NASA apparently chose the heliosphere, and that's pretty reasonable.
Personally, I think heliosphere is pretty reasonable as a boundary with a good scientific basis, but I think a lot of people, including me, intuitively think of inter-stellar space travel as "having a destination associated with another star".
The heliosphere is kind like virgin and blue origin's trips to the 'edge of space'; is that "really" space travel?
(Score: 0) by Anonymous Coward on Wednesday October 27 2021, @06:55PM (1 child)
This thread is one of the gems of SN.
I too originally thought of outside heliopause was "interstellar", given many objects even 1-2 light years out would still be affected by out star's influence gravity-wise. Does that make an object running at escape velocity interstellar, even though it may be inside the orbit of the inner planets? Maybe it is only the point at which another star exerts enough influence to draw an object away from 'here'?
Gonna go with a combo in my mind - an object is "interstellar" outside the heliopause, but also retaining potential to move to another star. Unfortunately that relegates any of our probes out there now, and in the next couple of centuries, to "dwarf-intra-stellar" status, in my mind eye.
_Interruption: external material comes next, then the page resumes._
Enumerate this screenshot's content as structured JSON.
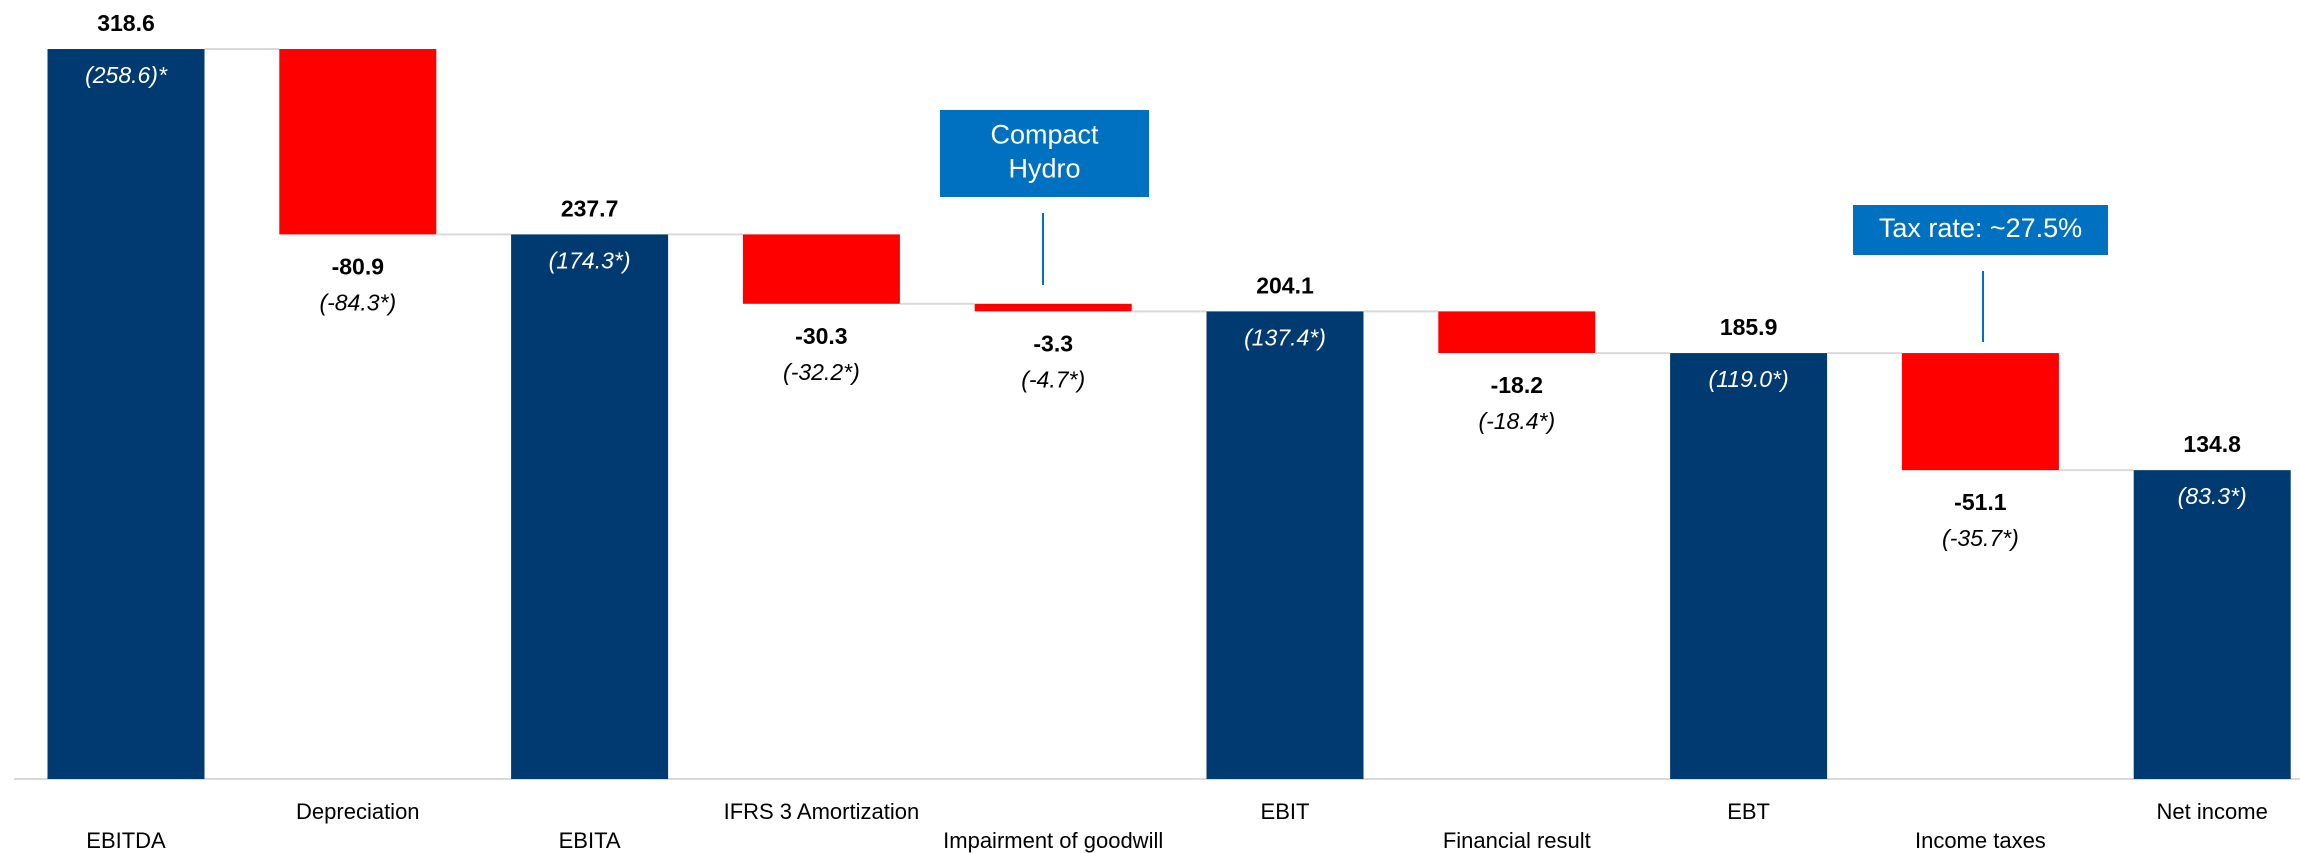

(Score: 3, Insightful) by DECbot on Wednesday October 27 2021, @09:46PM
I think what is getting called as interstellar varies between beyond the orbit of the planets, beyond the heliopause, and beyond the material orbiting the sun--which is assumed to be the far edge of the Ort cloud. TFA's definition is somewhere beyond the planets but well within the Ort cloud. This upsets the space enthusiasts who want to pursue ambitious interstellar missions that target nearby stars, distance and mission duration be damned. While I'd like to see a mission to another star, I don't think that will be ready to launch in my lifetime. We need more experience launching things into deep space and accelerating spacecraft to larger fractions of lightspeed.
cats~$ sudo chown -R us /home/base
(Score: 1, Funny) by Anonymous Coward on Wednesday October 27 2021, @10:05PM
I'm going to start a new intercity train service. The train goes in circles in my rural backyard. What, you thought intercity trains were supposed to travel from city to city? Fuck you, I shit on your linguistic expectations!